Reasonable answers, but if you agree then what is this whole thread about?
shmoe said:
I don't understand what you think is new or worthy of a patent.
The sieve of Eratosthenes is rather slow. My method based on a link that exists in between the sieve of Eratosthenes is rapidly quick, even with the larger numbers (though my computer only allows me to go to one hundred billion (yes, all primes captured), and my requests to use super computers were all for naught.) While getting all prime numbers takes up time, getting the primes between 99,999,999,000 and 100,000,000,000 is perky quick. Prime numbers are the basis for securing online banking; I don't know, maybe it can be the motor for some impossible to crack codes.
shmoe said:
That your "jump.gif" chart has a pattern that can apparently go backwards nicely is only because your table is too short.
The 'etcetera" at the bottom is not misleading in that the pattern is
not based on prime numbers, but on figuring out which numbers are multiplications in first and fifth positions.
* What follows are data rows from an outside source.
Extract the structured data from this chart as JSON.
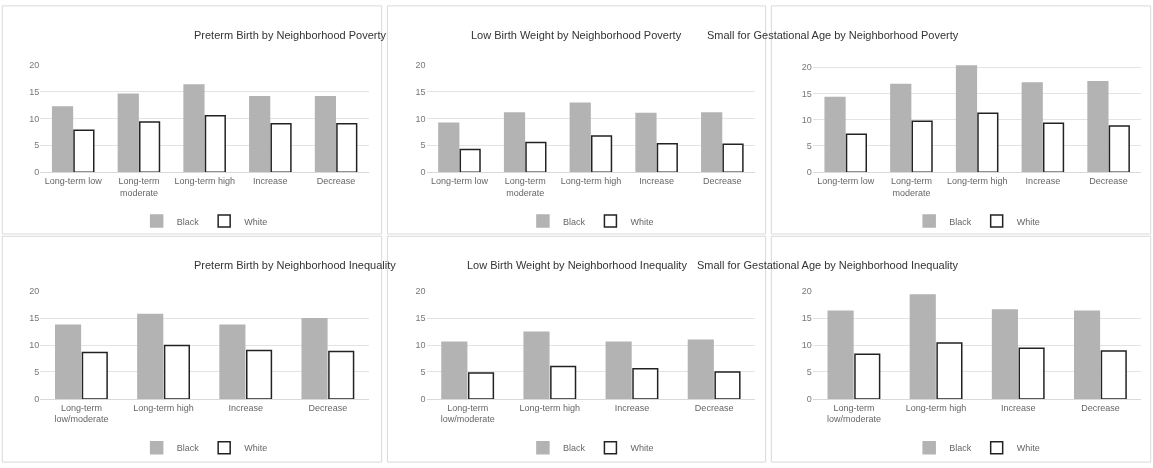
{
  "chart_data": [
    {
      "type": "bar",
      "title": "Preterm Birth by Neighborhood Poverty",
      "categories": [
        "Long-term low",
        "Long-term moderate",
        "Long-term high",
        "Increase",
        "Decrease"
      ],
      "series": [
        {
          "name": "Black",
          "color": "#b3b3b3",
          "values": [
            12.1,
            14.5,
            16.2,
            14.0,
            14.0
          ]
        },
        {
          "name": "White",
          "color": "#ffffff",
          "values": [
            7.8,
            9.3,
            10.5,
            9.0,
            9.0
          ]
        }
      ],
      "ylim": [
        0,
        20
      ],
      "yticks": [
        0,
        5,
        10,
        15,
        20
      ],
      "grid": "y",
      "legend": "bottom"
    },
    {
      "type": "bar",
      "title": "Low Birth Weight by Neighborhood Poverty",
      "categories": [
        "Long-term low",
        "Long-term moderate",
        "Long-term high",
        "Increase",
        "Decrease"
      ],
      "series": [
        {
          "name": "Black",
          "color": "#b3b3b3",
          "values": [
            9.1,
            11.0,
            12.8,
            10.9,
            11.0
          ]
        },
        {
          "name": "White",
          "color": "#ffffff",
          "values": [
            4.2,
            5.5,
            6.7,
            5.3,
            5.2
          ]
        }
      ],
      "ylim": [
        0,
        20
      ],
      "yticks": [
        0,
        5,
        10,
        15,
        20
      ],
      "grid": "y",
      "legend": "bottom"
    },
    {
      "type": "bar",
      "title": "Small for Gestational Age by Neighborhood Poverty",
      "categories": [
        "Long-term low",
        "Long-term moderate",
        "Long-term high",
        "Increase",
        "Decrease"
      ],
      "series": [
        {
          "name": "Black",
          "color": "#b3b3b3",
          "values": [
            14.2,
            16.7,
            20.2,
            17.0,
            17.2
          ]
        },
        {
          "name": "White",
          "color": "#ffffff",
          "values": [
            7.2,
            9.7,
            11.2,
            9.3,
            8.8
          ]
        }
      ],
      "ylim": [
        0,
        20.5
      ],
      "yticks": [
        0,
        5,
        10,
        15,
        20
      ],
      "grid": "y",
      "legend": "bottom"
    },
    {
      "type": "bar",
      "title": "Preterm Birth by Neighborhood Inequality",
      "categories": [
        "Long-term low/moderate",
        "Long-term high",
        "Increase",
        "Decrease"
      ],
      "series": [
        {
          "name": "Black",
          "color": "#b3b3b3",
          "values": [
            13.7,
            15.7,
            13.7,
            14.9
          ]
        },
        {
          "name": "White",
          "color": "#ffffff",
          "values": [
            8.6,
            9.9,
            9.0,
            8.8
          ]
        }
      ],
      "ylim": [
        0,
        20
      ],
      "yticks": [
        0,
        5,
        10,
        15,
        20
      ],
      "grid": "y",
      "legend": "bottom"
    },
    {
      "type": "bar",
      "title": "Low Birth Weight by Neighborhood Inequality",
      "categories": [
        "Long-term low/moderate",
        "Long-term high",
        "Increase",
        "Decrease"
      ],
      "series": [
        {
          "name": "Black",
          "color": "#b3b3b3",
          "values": [
            10.5,
            12.4,
            10.5,
            10.9
          ]
        },
        {
          "name": "White",
          "color": "#ffffff",
          "values": [
            4.8,
            6.0,
            5.6,
            5.0
          ]
        }
      ],
      "ylim": [
        0,
        20
      ],
      "yticks": [
        0,
        5,
        10,
        15,
        20
      ],
      "grid": "y",
      "legend": "bottom"
    },
    {
      "type": "bar",
      "title": "Small for Gestational Age by Neighborhood Inequality",
      "categories": [
        "Long-term low/moderate",
        "Long-term high",
        "Increase",
        "Decrease"
      ],
      "series": [
        {
          "name": "Black",
          "color": "#b3b3b3",
          "values": [
            16.3,
            19.3,
            16.5,
            16.3
          ]
        },
        {
          "name": "White",
          "color": "#ffffff",
          "values": [
            8.3,
            10.4,
            9.4,
            8.9
          ]
        }
      ],
      "ylim": [
        0,
        20
      ],
      "yticks": [
        0,
        5,
        10,
        15,
        20
      ],
      "grid": "y",
      "legend": "bottom"
    }
  ]
}
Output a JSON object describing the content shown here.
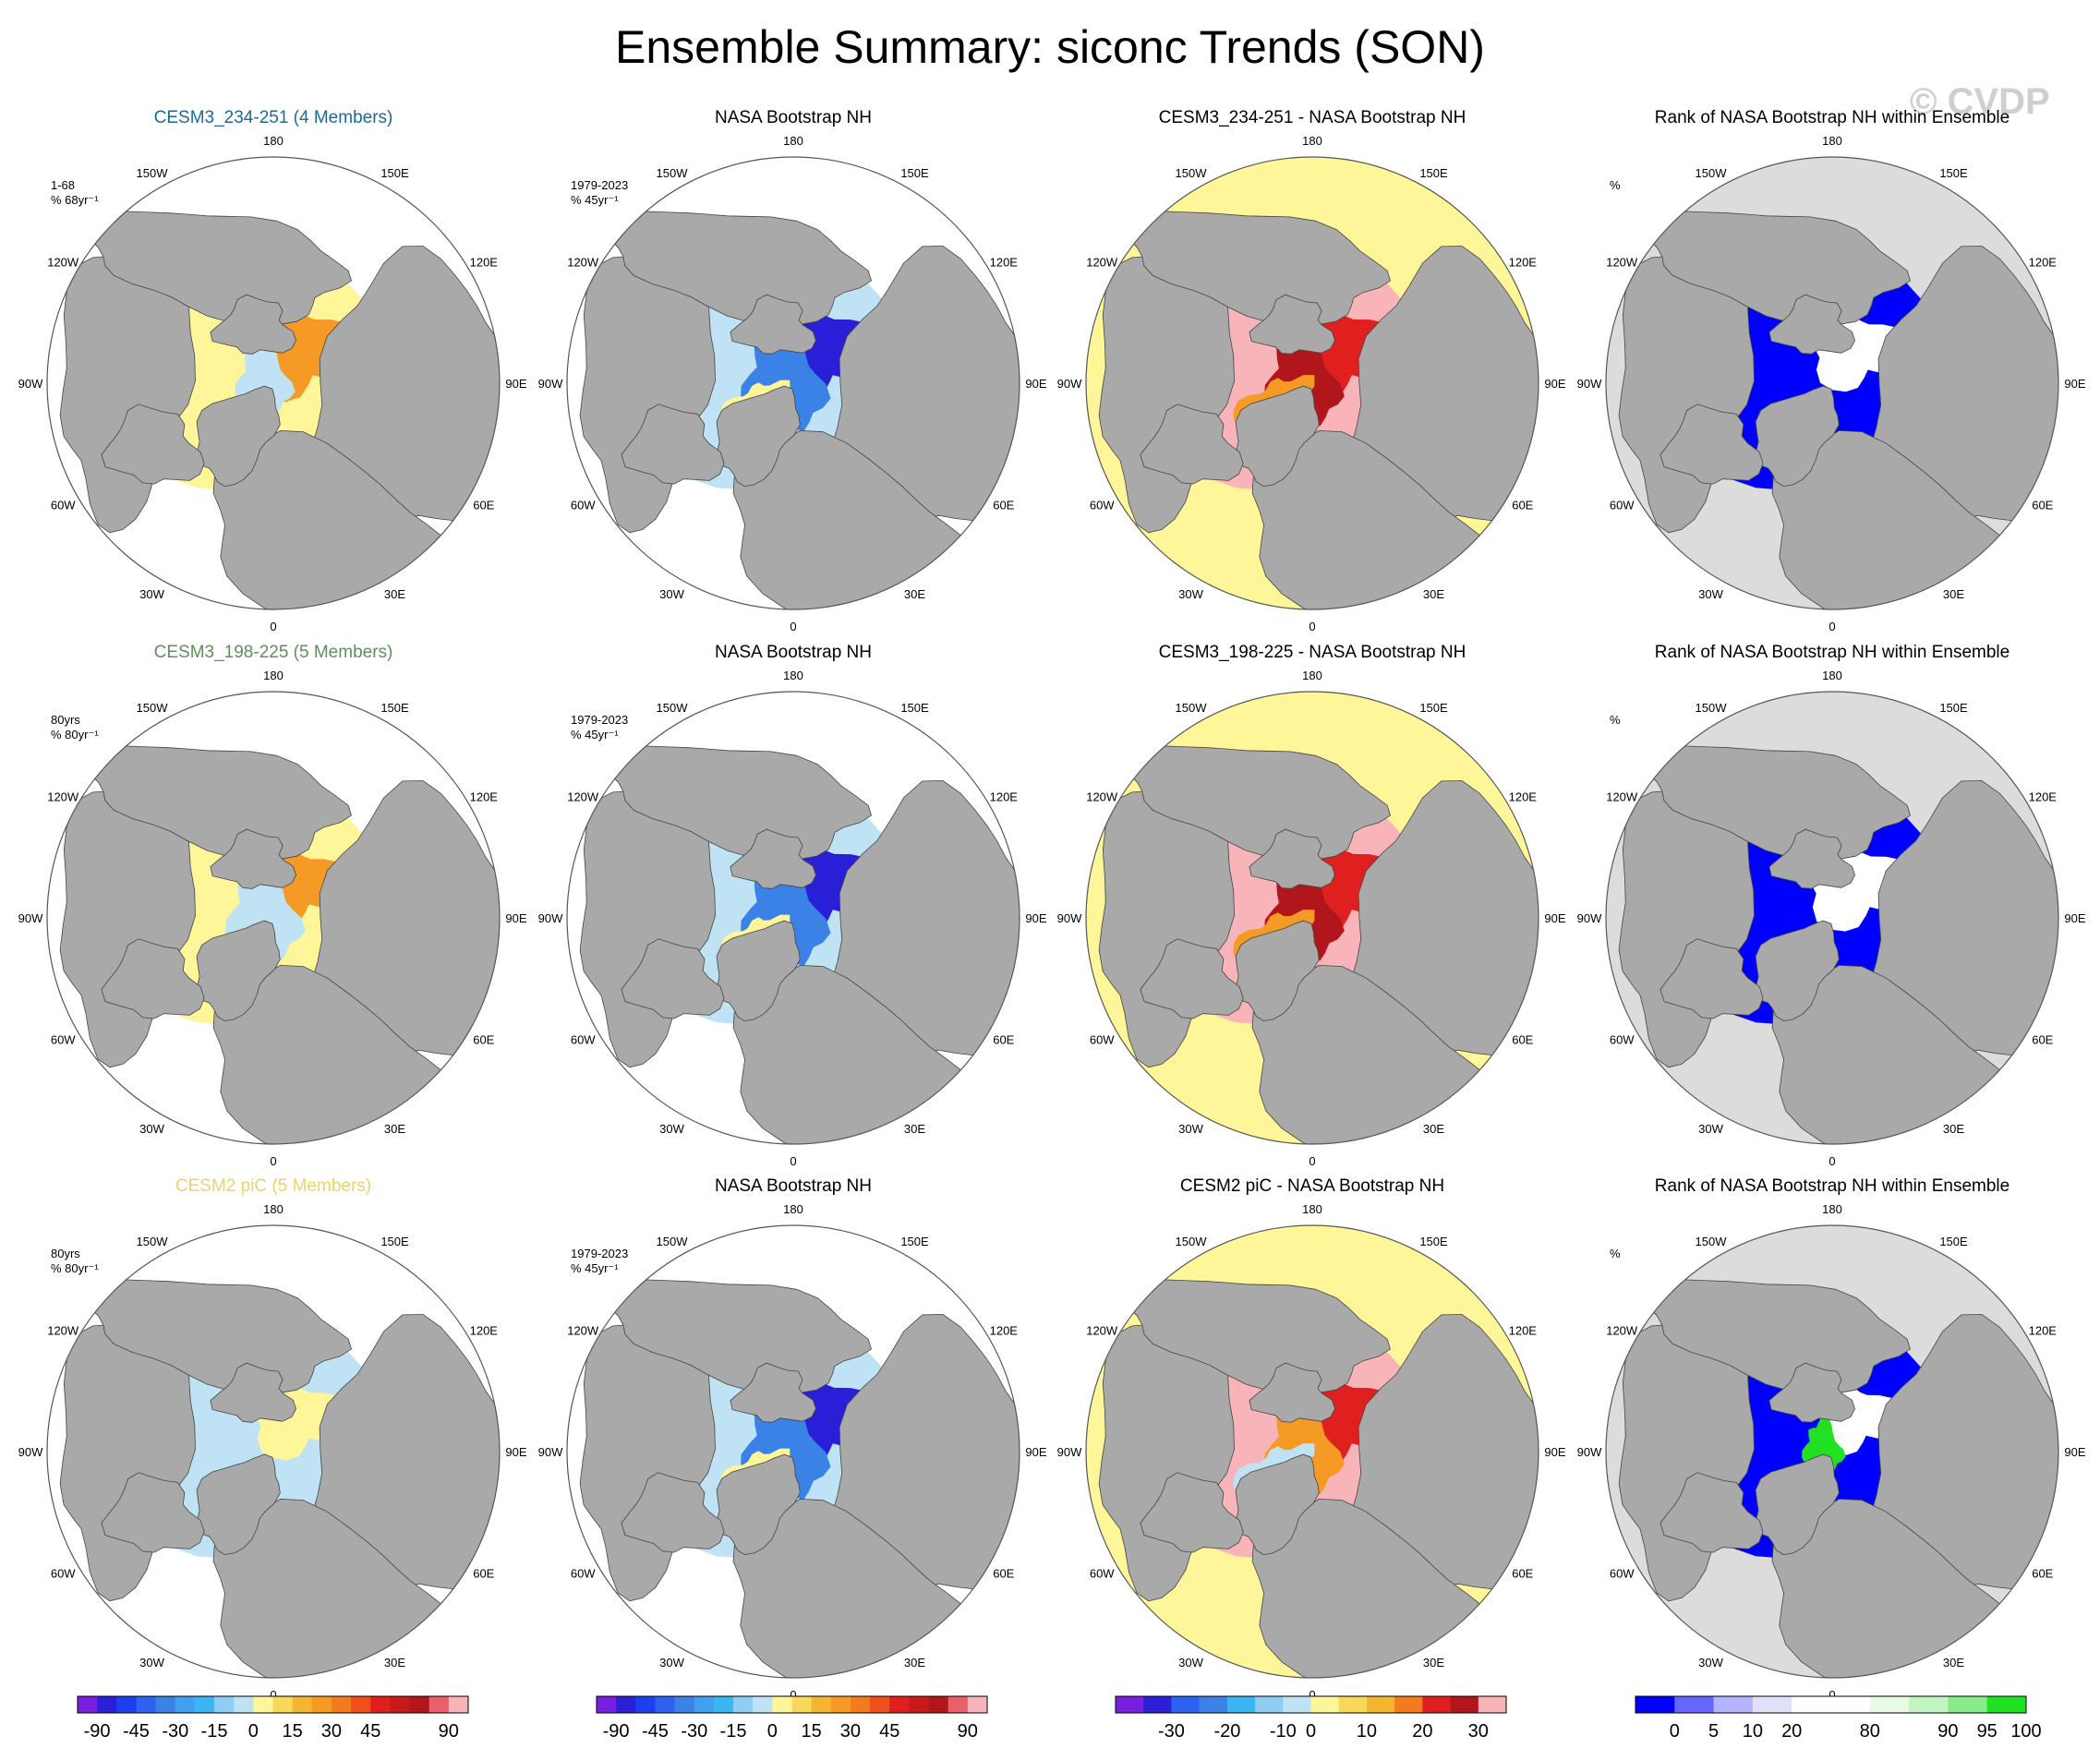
{
  "title": "Ensemble Summary: siconc Trends (SON)",
  "watermark": "© CVDP",
  "colors": {
    "land": "#a9a9a9",
    "outside": "#dcdcdc",
    "yellow": "#fff69a",
    "lightblue": "#bfe2f5",
    "pink": "#f8b4b8",
    "red": "#e01f1f",
    "darkred": "#b0161c",
    "orange": "#f59a25",
    "blue": "#0000ff",
    "darkblue": "#2a1fd8",
    "midblue": "#3b82e6",
    "green": "#22e022",
    "white": "#ffffff"
  },
  "lon_labels": [
    "180",
    "150E",
    "120E",
    "90E",
    "60E",
    "30E",
    "0",
    "30W",
    "60W",
    "90W",
    "120W",
    "150W"
  ],
  "chart_data": [
    {
      "type": "map",
      "row": 0,
      "col": 0,
      "title": "CESM3_234-251 (4 Members)",
      "title_color": "#1a6a9a",
      "note1": "1-68",
      "note2": "% 68yr⁻¹",
      "scheme": "model-a"
    },
    {
      "type": "map",
      "row": 0,
      "col": 1,
      "title": "NASA Bootstrap NH",
      "title_color": "#000000",
      "note1": "1979-2023",
      "note2": "% 45yr⁻¹",
      "scheme": "obs"
    },
    {
      "type": "map",
      "row": 0,
      "col": 2,
      "title": "CESM3_234-251 - NASA Bootstrap NH",
      "title_color": "#000000",
      "note1": "",
      "note2": "",
      "scheme": "diff"
    },
    {
      "type": "map",
      "row": 0,
      "col": 3,
      "title": "Rank of NASA Bootstrap NH within Ensemble",
      "title_color": "#000000",
      "note1": "%",
      "note2": "",
      "scheme": "rank-a"
    },
    {
      "type": "map",
      "row": 1,
      "col": 0,
      "title": "CESM3_198-225 (5 Members)",
      "title_color": "#5f8f5f",
      "note1": "80yrs",
      "note2": "% 80yr⁻¹",
      "scheme": "model-b"
    },
    {
      "type": "map",
      "row": 1,
      "col": 1,
      "title": "NASA Bootstrap NH",
      "title_color": "#000000",
      "note1": "1979-2023",
      "note2": "% 45yr⁻¹",
      "scheme": "obs"
    },
    {
      "type": "map",
      "row": 1,
      "col": 2,
      "title": "CESM3_198-225 - NASA Bootstrap NH",
      "title_color": "#000000",
      "note1": "",
      "note2": "",
      "scheme": "diff"
    },
    {
      "type": "map",
      "row": 1,
      "col": 3,
      "title": "Rank of NASA Bootstrap NH within Ensemble",
      "title_color": "#000000",
      "note1": "%",
      "note2": "",
      "scheme": "rank-b"
    },
    {
      "type": "map",
      "row": 2,
      "col": 0,
      "title": "CESM2 piC (5 Members)",
      "title_color": "#e8d56a",
      "note1": "80yrs",
      "note2": "% 80yr⁻¹",
      "scheme": "model-c"
    },
    {
      "type": "map",
      "row": 2,
      "col": 1,
      "title": "NASA Bootstrap NH",
      "title_color": "#000000",
      "note1": "1979-2023",
      "note2": "% 45yr⁻¹",
      "scheme": "obs"
    },
    {
      "type": "map",
      "row": 2,
      "col": 2,
      "title": "CESM2 piC - NASA Bootstrap NH",
      "title_color": "#000000",
      "note1": "",
      "note2": "",
      "scheme": "diff-c"
    },
    {
      "type": "map",
      "row": 2,
      "col": 3,
      "title": "Rank of NASA Bootstrap NH within Ensemble",
      "title_color": "#000000",
      "note1": "%",
      "note2": "",
      "scheme": "rank-c"
    }
  ],
  "colorbars": [
    {
      "type": "colorbar",
      "name": "trend-colorbar-1",
      "colors": [
        "#7a1fe0",
        "#2c1fd8",
        "#1e3ff0",
        "#2e62f0",
        "#3b82e6",
        "#41a0ef",
        "#3bb6f2",
        "#8fcdf2",
        "#bfe2f5",
        "#fff69a",
        "#f8d85a",
        "#f5b531",
        "#f59a25",
        "#f27b1e",
        "#ef4f1a",
        "#e01f1f",
        "#c81a1a",
        "#b0161c",
        "#e8606a",
        "#f8b4b8"
      ],
      "ticks": [
        "-90",
        "-45",
        "-30",
        "-15",
        "0",
        "15",
        "30",
        "45",
        "90"
      ],
      "tick_slots": [
        1,
        3,
        5,
        7,
        9,
        11,
        13,
        15,
        19
      ]
    },
    {
      "type": "colorbar",
      "name": "trend-colorbar-2",
      "colors": [
        "#7a1fe0",
        "#2c1fd8",
        "#1e3ff0",
        "#2e62f0",
        "#3b82e6",
        "#41a0ef",
        "#3bb6f2",
        "#8fcdf2",
        "#bfe2f5",
        "#fff69a",
        "#f8d85a",
        "#f5b531",
        "#f59a25",
        "#f27b1e",
        "#ef4f1a",
        "#e01f1f",
        "#c81a1a",
        "#b0161c",
        "#e8606a",
        "#f8b4b8"
      ],
      "ticks": [
        "-90",
        "-45",
        "-30",
        "-15",
        "0",
        "15",
        "30",
        "45",
        "90"
      ],
      "tick_slots": [
        1,
        3,
        5,
        7,
        9,
        11,
        13,
        15,
        19
      ]
    },
    {
      "type": "colorbar",
      "name": "difference-colorbar",
      "colors": [
        "#7a1fe0",
        "#2c1fd8",
        "#2e62f0",
        "#3b82e6",
        "#3bb6f2",
        "#8fcdf2",
        "#bfe2f5",
        "#fff69a",
        "#f8d85a",
        "#f5b531",
        "#f27b1e",
        "#e01f1f",
        "#b0161c",
        "#f8b4b8"
      ],
      "ticks": [
        "-30",
        "-20",
        "-10",
        "0",
        "10",
        "20",
        "30"
      ],
      "tick_slots": [
        2,
        4,
        6,
        7,
        9,
        11,
        13
      ]
    },
    {
      "type": "colorbar",
      "name": "rank-colorbar",
      "colors": [
        "#0000ff",
        "#6666ff",
        "#b3b3ff",
        "#e0e0f8",
        "#ffffff",
        "#ffffff",
        "#e6fae6",
        "#c2f5c2",
        "#88ec88",
        "#22e022"
      ],
      "ticks": [
        "0",
        "5",
        "10",
        "20",
        "80",
        "90",
        "95",
        "100"
      ],
      "tick_slots": [
        1,
        2,
        3,
        4,
        6,
        8,
        9,
        10
      ]
    }
  ]
}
I am not interested in why the prime numbers are what they are, but why the other numbers in first and fifth position are not prime numbers. So, the patterns in the "jump.gif" continues indefinitively (prime number or not), while knocking numbers off the prime number list. Number 25 is only a redundacy on this list (because it is a multiplication of 5 and knocks off the exact same numbers as 5 already took off the list). Yet number 25 is part of the patterns, and helps establish correct patterns that follow.
shmoe said:
Including 0 as a natural number or not is totally irrelevant to how any number theorist will think.
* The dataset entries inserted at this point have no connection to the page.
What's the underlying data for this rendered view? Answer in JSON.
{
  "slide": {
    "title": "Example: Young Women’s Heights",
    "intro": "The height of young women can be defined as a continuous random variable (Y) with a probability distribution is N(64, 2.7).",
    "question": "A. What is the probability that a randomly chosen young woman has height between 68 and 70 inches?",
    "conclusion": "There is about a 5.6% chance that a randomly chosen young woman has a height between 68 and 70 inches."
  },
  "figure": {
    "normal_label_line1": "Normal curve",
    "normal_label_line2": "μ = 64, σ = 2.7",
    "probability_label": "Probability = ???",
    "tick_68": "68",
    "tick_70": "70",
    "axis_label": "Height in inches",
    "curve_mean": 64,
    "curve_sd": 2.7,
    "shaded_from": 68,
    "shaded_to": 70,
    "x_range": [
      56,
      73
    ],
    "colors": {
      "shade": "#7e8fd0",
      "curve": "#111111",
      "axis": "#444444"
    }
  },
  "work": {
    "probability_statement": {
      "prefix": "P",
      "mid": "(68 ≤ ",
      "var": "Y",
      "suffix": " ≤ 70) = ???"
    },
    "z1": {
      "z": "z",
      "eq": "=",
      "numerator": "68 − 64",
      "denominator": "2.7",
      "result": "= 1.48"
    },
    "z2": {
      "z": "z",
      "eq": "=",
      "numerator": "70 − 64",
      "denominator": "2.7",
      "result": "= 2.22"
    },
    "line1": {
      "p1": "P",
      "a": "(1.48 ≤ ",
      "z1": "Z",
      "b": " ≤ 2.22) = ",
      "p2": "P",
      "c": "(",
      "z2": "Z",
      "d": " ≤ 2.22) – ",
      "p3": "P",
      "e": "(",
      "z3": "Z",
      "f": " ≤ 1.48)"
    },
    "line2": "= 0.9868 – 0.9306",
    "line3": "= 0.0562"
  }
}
I agree. I just had to mention it, because the links I used belong to my book that establishes reasonable (mathematical) evidence that a unified field of forces cannot exist, since a platform on which a theory of everything can be placed has to include the force of separation as well. While nothing is just plain nothing, there is a function attached to it; very much like the zero in the binary system is crucial.
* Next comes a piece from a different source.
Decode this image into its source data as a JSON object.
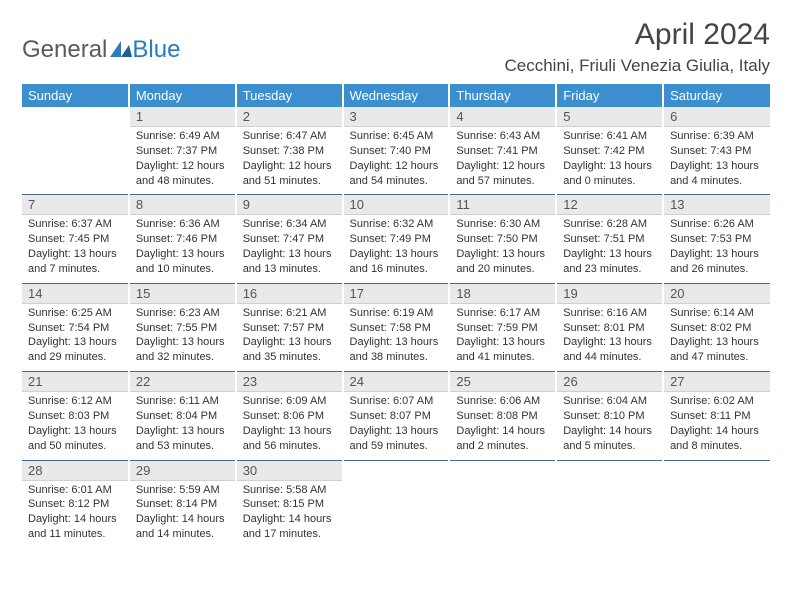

A definition is simply just that, a definition, but the existence of zero in a certain spot in one definition (with
set theory) and in a different spot in another definition (in
number theory) gives insight into the trivial nature of definitions. As such it establishes that it is part of the human aspect of mathematics (where most people do not expect any human interference).
shmoe said:
The same goes for putting 1 in it's own special category. The fact that it has a multiplicative inverse in the integers makes it fundamentally different from everything else.
Correct. It is a trivial definition for which some evidence can be given
for, and some evidence can given
against. As you can read in my chapter 5 I have no problems with definitions and various outcomes. I rebut 1 as a prime later in this chapter. 1 is a very special number.
My counter question:
Why this thread (of five pages long already) if all you are curious about is the fact that prime numbers often (especially in the beginning) appear in couples. It is so simple.
Imagine a bowling lane. The prime numbers are the pins that remained standing after a ball ran through the other pins. Prime numbers are numbers that had nothing happening to them. And why are they paired in two's? Because a bowling center has multiple lanes. The chance that the first and the last pins remain standing on a lane is - on average - better than any other pattern to form.
In lane One the last pin remains standing, while in lane Two the first and the last pins remain standing, where in lane Three the first but not the last pin remains standing. Voila, a pattern has been established where we see a pairing up of primes with a last pin standing on one lane close to a first pin standing on the next lane. It has nothing to do with the pins themselves, but everything with their location and the existence of separate lanes. The lanes in this particular indefinite bowling center have 6 pins each, while the number of balls thrown per lane slowly increases when moving up along the lanes; taking more pins out the further away the lane is from the start.